“He’s certainly a romantic figure ready to your hand. Probably a bank-clerk who makes European finance his recreation.”
“He isn’t an Englishman, at any rate. He repudiated the idea with scorn.”
“Well, your Mr. Armitage didn’t seem so awfully excited at meeting Singleton; but he seemed rather satisfied with your appearance, to put it mildly. I wonder if he had arranged with Singleton to pass by in that purely incidental way, just for the privilege of making your acquaintance!”
“Don’t be foolish, Dick. It’s unbecoming an officer and a gentleman. But if you should see Mr.

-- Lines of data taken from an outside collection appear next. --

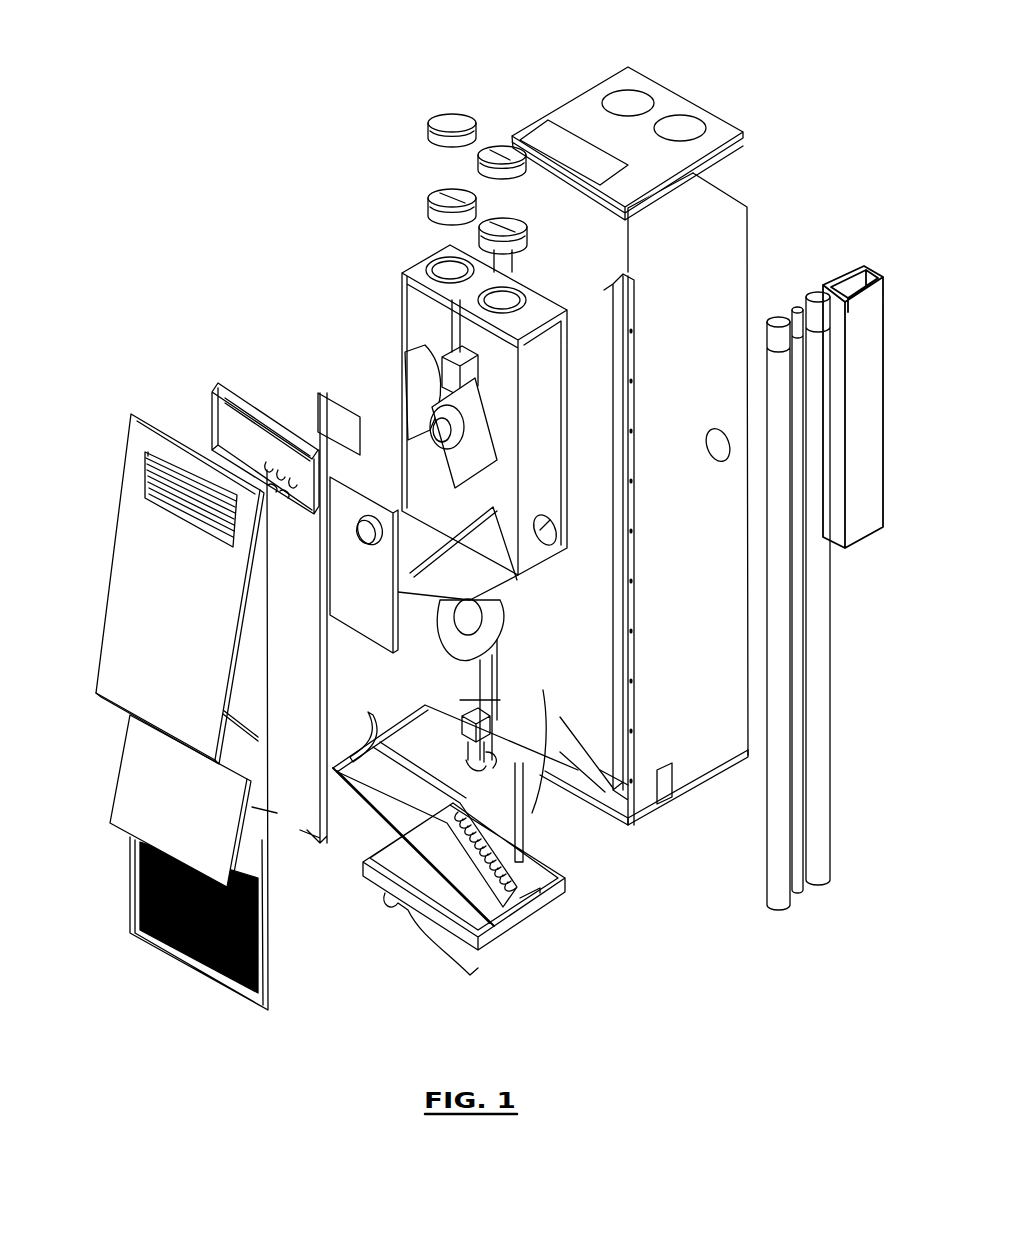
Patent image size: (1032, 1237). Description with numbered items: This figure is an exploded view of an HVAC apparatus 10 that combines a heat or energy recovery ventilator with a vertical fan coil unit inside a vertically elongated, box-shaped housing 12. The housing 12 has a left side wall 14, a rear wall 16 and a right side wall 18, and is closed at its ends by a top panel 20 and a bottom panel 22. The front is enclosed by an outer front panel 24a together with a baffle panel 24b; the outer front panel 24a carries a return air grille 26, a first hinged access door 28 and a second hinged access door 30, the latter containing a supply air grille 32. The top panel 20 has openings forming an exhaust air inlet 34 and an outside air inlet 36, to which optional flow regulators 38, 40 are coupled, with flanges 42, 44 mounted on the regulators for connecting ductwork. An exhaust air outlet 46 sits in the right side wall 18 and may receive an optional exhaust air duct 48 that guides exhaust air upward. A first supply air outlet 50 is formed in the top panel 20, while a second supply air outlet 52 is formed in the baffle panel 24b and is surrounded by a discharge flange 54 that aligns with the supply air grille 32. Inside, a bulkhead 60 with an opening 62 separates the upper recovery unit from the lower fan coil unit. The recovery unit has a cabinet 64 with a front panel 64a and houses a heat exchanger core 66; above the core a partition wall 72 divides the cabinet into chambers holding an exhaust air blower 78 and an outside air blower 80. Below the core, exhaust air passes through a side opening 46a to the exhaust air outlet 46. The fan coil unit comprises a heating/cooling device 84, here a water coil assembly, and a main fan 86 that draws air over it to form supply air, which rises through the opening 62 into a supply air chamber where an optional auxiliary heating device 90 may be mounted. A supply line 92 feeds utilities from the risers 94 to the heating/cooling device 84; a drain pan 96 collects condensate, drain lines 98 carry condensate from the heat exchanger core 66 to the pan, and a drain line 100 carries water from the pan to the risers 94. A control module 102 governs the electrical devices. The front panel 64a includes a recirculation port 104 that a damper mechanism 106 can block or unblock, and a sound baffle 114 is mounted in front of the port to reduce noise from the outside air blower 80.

The apparatus 10 is at (228, 134).
The housing 12 is at (730, 92).
The left side wall 14 is at (610, 240).
The rear wall 16 is at (720, 192).
The right side wall 18 is at (737, 236).
The top panel 20 is at (727, 128).
The bottom panel 22 is at (612, 805).
The outer front panel 24a is at (214, 740).
The baffle panel 24b is at (318, 835).
The return air grille 26 is at (140, 935).
The first hinged access door 28 is at (140, 768).
The second hinged access door 30 is at (170, 589).
The supply air grille 32 is at (152, 468).
The exhaust air inlet 34 is at (628, 100).
The outside air inlet 36 is at (680, 126).
The flow regulator 38 is at (428, 198).
The flow regulator 40 is at (479, 232).
The flange 42 is at (428, 122).
The flange 44 is at (478, 158).
The exhaust air outlet 46 is at (718, 438).
The side opening 46a is at (540, 522).
The exhaust air duct 48 is at (866, 292).
The first supply air outlet 50 is at (545, 138).
The second supply air outlet 52 is at (222, 458).
The discharge flange 54 is at (225, 418).
The bulkhead 60 is at (500, 622).
The opening 62 is at (490, 590).
The cabinet 64 is at (403, 285).
The front panel 64a is at (364, 582).
The heat exchanger core 66 is at (470, 525).
The partition wall 72 is at (450, 312).
The exhaust air blower 78 is at (400, 400).
The outside air blower 80 is at (505, 468).
The heating/cooling device 84 is at (515, 915).
The main fan 86 is at (492, 632).
The auxiliary heating device 90 is at (300, 518).
The supply line 92 is at (428, 775).
The risers 94 is at (772, 910).
The drain pan 96 is at (520, 910).
The drain lines 98 is at (470, 693).
The drain line 100 is at (484, 975).
The control module 102 is at (615, 530).
The recirculation port 104 is at (366, 545).
The damper mechanism 106 is at (468, 372).
The sound baffle 114 is at (320, 415).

Singleton again—”
“Yes—not if I see him first!” ejaculated Claiborne.
“Well, you might ask him who Mr. Armitage is. It would be amusing—and satisfying—to know.”

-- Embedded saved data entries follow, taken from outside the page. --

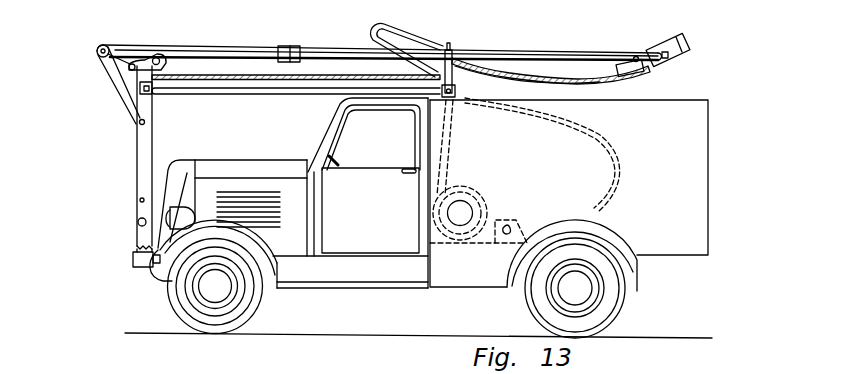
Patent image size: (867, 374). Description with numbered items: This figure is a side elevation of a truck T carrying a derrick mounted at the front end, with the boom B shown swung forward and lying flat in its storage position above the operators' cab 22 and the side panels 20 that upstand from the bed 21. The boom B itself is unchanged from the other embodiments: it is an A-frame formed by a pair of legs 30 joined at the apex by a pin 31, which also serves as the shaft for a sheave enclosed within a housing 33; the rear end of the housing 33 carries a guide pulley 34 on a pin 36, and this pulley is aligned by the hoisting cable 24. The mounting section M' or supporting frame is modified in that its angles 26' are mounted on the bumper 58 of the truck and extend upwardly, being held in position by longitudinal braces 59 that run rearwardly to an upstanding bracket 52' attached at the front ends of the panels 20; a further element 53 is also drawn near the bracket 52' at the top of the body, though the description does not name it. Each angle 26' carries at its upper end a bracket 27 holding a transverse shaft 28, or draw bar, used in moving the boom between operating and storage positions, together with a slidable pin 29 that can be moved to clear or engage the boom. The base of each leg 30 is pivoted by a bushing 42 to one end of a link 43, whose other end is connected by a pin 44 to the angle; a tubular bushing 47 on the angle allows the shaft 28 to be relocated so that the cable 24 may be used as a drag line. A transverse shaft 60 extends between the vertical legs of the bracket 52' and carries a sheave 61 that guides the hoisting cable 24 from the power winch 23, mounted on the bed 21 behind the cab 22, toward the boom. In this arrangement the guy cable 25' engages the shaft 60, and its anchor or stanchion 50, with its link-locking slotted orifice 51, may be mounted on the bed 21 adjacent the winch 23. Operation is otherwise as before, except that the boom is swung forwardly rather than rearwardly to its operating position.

The side panels 20 is at (675, 196).
The bed 21 is at (493, 244).
The operators' cab 22 is at (372, 210).
The power winch 23 is at (466, 201).
The hoisting cable 24 is at (249, 74).
The guy cable 25' is at (494, 114).
The angles 26' is at (126, 159).
The bracket 27 is at (143, 60).
The transverse shaft 28 is at (157, 57).
The pin 29 is at (129, 68).
The legs 30 is at (340, 48).
The pin 31 is at (670, 58).
The housing 33 is at (690, 50).
The guide pulley 34 is at (622, 76).
The pin 36 is at (635, 56).
The bushing 42 is at (100, 48).
The link 43 is at (122, 90).
The pin 44 is at (146, 122).
The tubular bushing 47 is at (138, 222).
The stanchion 50 is at (506, 216).
The slotted orifice 51 is at (518, 233).
The bracket 52' is at (551, 58).
The post 53 is at (452, 47).
The bumper 58 is at (133, 260).
The longitudinal braces 59 is at (262, 95).
The transverse shaft 60 is at (458, 96).
The sheave 61 is at (460, 89).
The boom B is at (370, 23).
The mounting section M' is at (120, 199).
The truck T is at (350, 270).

Later in the day the old attache fell upon Claiborne in the smoking-room and stopped to discuss a report that a change was impending in the American State Department. Changes at Washington did not trouble Singleton, who was sure of his tenure. He said as much; and after some further talk, Claiborne remarked:
“Your friend Armitage seems a good sort.”

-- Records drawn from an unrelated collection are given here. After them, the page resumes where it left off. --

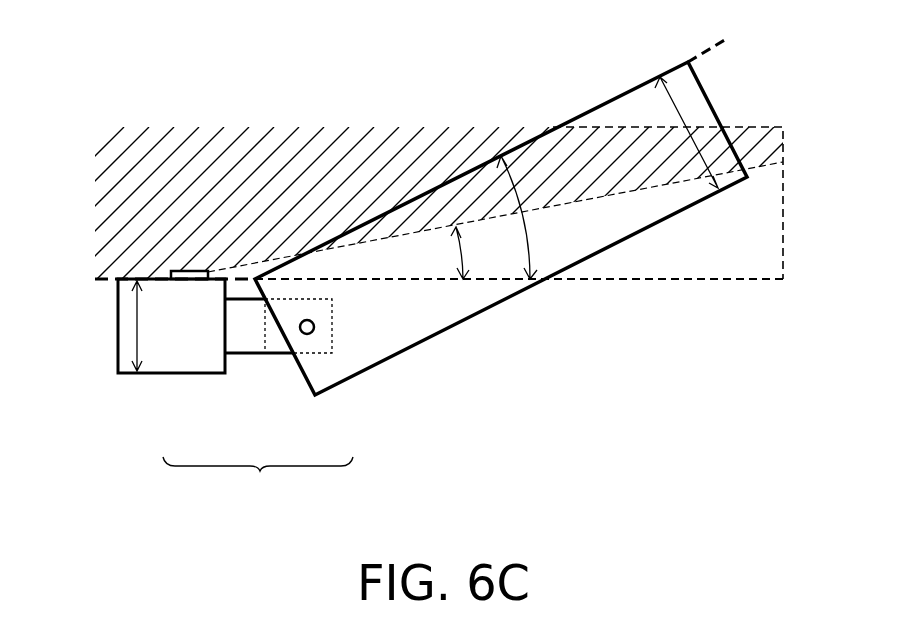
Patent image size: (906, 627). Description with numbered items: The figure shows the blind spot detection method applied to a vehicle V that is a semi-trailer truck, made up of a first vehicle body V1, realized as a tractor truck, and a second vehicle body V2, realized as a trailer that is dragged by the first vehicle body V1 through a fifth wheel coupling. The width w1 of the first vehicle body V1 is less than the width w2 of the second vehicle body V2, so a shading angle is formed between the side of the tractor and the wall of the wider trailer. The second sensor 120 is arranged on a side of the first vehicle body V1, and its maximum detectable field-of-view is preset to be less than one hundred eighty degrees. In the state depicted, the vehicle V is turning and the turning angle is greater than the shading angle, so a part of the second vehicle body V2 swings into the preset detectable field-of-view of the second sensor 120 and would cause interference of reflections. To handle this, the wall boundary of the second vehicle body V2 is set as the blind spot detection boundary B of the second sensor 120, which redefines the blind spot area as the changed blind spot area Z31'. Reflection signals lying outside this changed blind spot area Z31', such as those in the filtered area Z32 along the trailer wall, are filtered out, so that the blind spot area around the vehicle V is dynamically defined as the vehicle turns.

The second sensor 120 is at (183, 276).
The width of the first vehicle body w1 is at (137, 325).
The width of the second vehicle body w2 is at (678, 93).
The first vehicle body V1 is at (172, 374).
The second vehicle body V2 is at (328, 396).
The vehicle V is at (258, 479).
The changed blind spot area Z31' is at (399, 169).
The filtered area Z32 is at (610, 157).
The blind spot detection boundary B is at (719, 42).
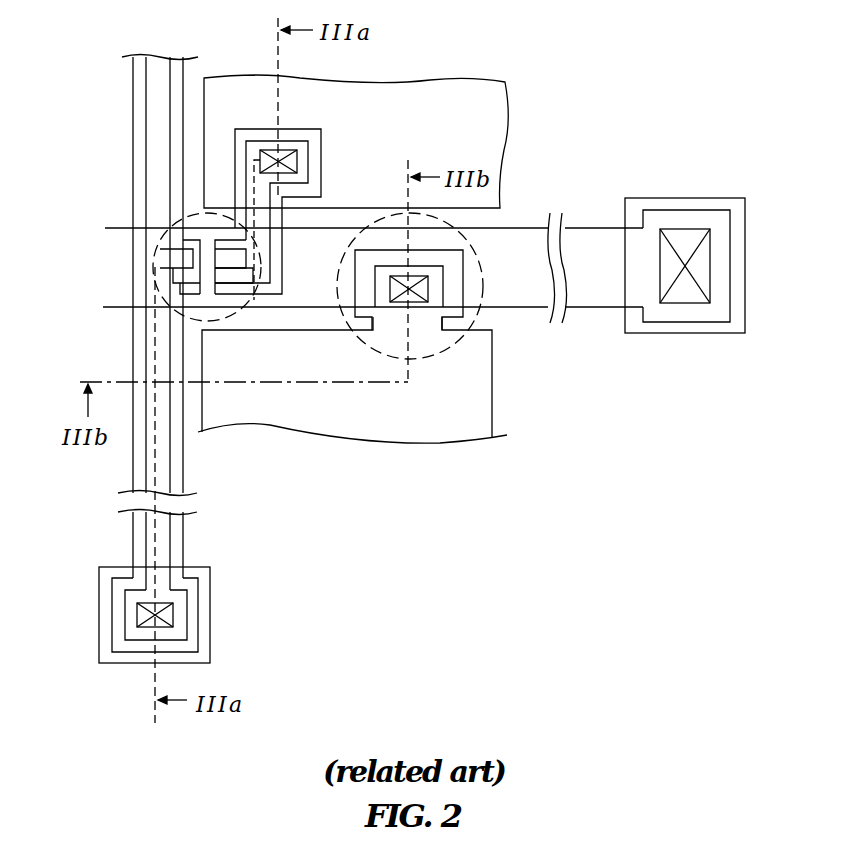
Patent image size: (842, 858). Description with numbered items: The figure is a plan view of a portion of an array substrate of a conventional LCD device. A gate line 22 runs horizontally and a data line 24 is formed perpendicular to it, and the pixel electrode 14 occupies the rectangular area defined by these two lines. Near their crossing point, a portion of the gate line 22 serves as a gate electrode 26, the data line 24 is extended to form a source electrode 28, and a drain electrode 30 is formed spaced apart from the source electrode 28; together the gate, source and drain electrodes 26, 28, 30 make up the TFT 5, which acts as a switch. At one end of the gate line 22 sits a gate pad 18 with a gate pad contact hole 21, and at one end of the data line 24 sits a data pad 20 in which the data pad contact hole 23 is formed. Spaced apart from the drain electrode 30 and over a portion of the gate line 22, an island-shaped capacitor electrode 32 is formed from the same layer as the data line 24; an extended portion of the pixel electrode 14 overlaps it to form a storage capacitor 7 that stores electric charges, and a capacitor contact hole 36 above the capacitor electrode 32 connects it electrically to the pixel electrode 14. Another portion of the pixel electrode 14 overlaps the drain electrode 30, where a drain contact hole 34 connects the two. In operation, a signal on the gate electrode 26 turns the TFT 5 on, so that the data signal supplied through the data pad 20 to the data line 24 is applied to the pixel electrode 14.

The TFT 5 is at (155, 253).
The storage capacitor 7 is at (438, 353).
The pixel electrode 14 is at (505, 137).
The gate pad 18 is at (717, 210).
The data pad 20 is at (178, 588).
The gate pad contact hole 21 is at (688, 228).
The gate line 22 is at (590, 232).
The data pad contact hole 23 is at (172, 617).
The data line 24 is at (157, 145).
The gate electrode 26 is at (230, 292).
The source electrode 28 is at (188, 247).
The drain electrode 30 is at (262, 305).
The capacitor electrode 32 is at (457, 302).
The drain contact hole 34 is at (288, 160).
The capacitor contact hole 36 is at (427, 277).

“Oh, yes; a capital talker, and thoroughly well posted in affairs.”
“Yes, he seemed interesting. Do you happen to know where he lives—when he’s at home?”
“Lord bless you, boy, I don’t know anything about Armitage!” spluttered Singleton, with the emphasis so thrown as to imply that of course in any other branch of human knowledge he would be found abundantly qualified to answer questions.
“But you introduced us to him—my sister and me. I assumed—”
“My dear Claiborne, I’m always introducing people! It’s my business to introduce people. Armitage is all right. He’s always around everywhere. I’ve dined with him in Paris, and I’ve rarely seen a man order a better dinner.”
The news I bring is heavy in my tongue.—Shakespeare.
The second day thereafter Shirley Claiborne went into a jeweler’s on the Grand Quai to purchase a trinket that had caught her eye, while she waited for Dick, who had gone off in their carriage to the post-office to send some telegrams. It was a small shop, and the time early afternoon, when few people were about. A man who had preceded her was looking at watches, and seemed deeply absorbed in this occupation. She heard his inquiries as to quality and price, and knew that it was Armitage’s voice before she recognized his tall figure. She made her purchase quickly, and was about to leave the shop, when he turned toward her and she bowed.
“Good afternoon, Miss Claiborne. These are very tempting bazaars, aren’t they? If the abominable tariff laws of America did not give us pause—”
He bent above her, hat in hand, smiling. He had concluded the purchase of a watch, which the shopkeeper was now wrapping in a box.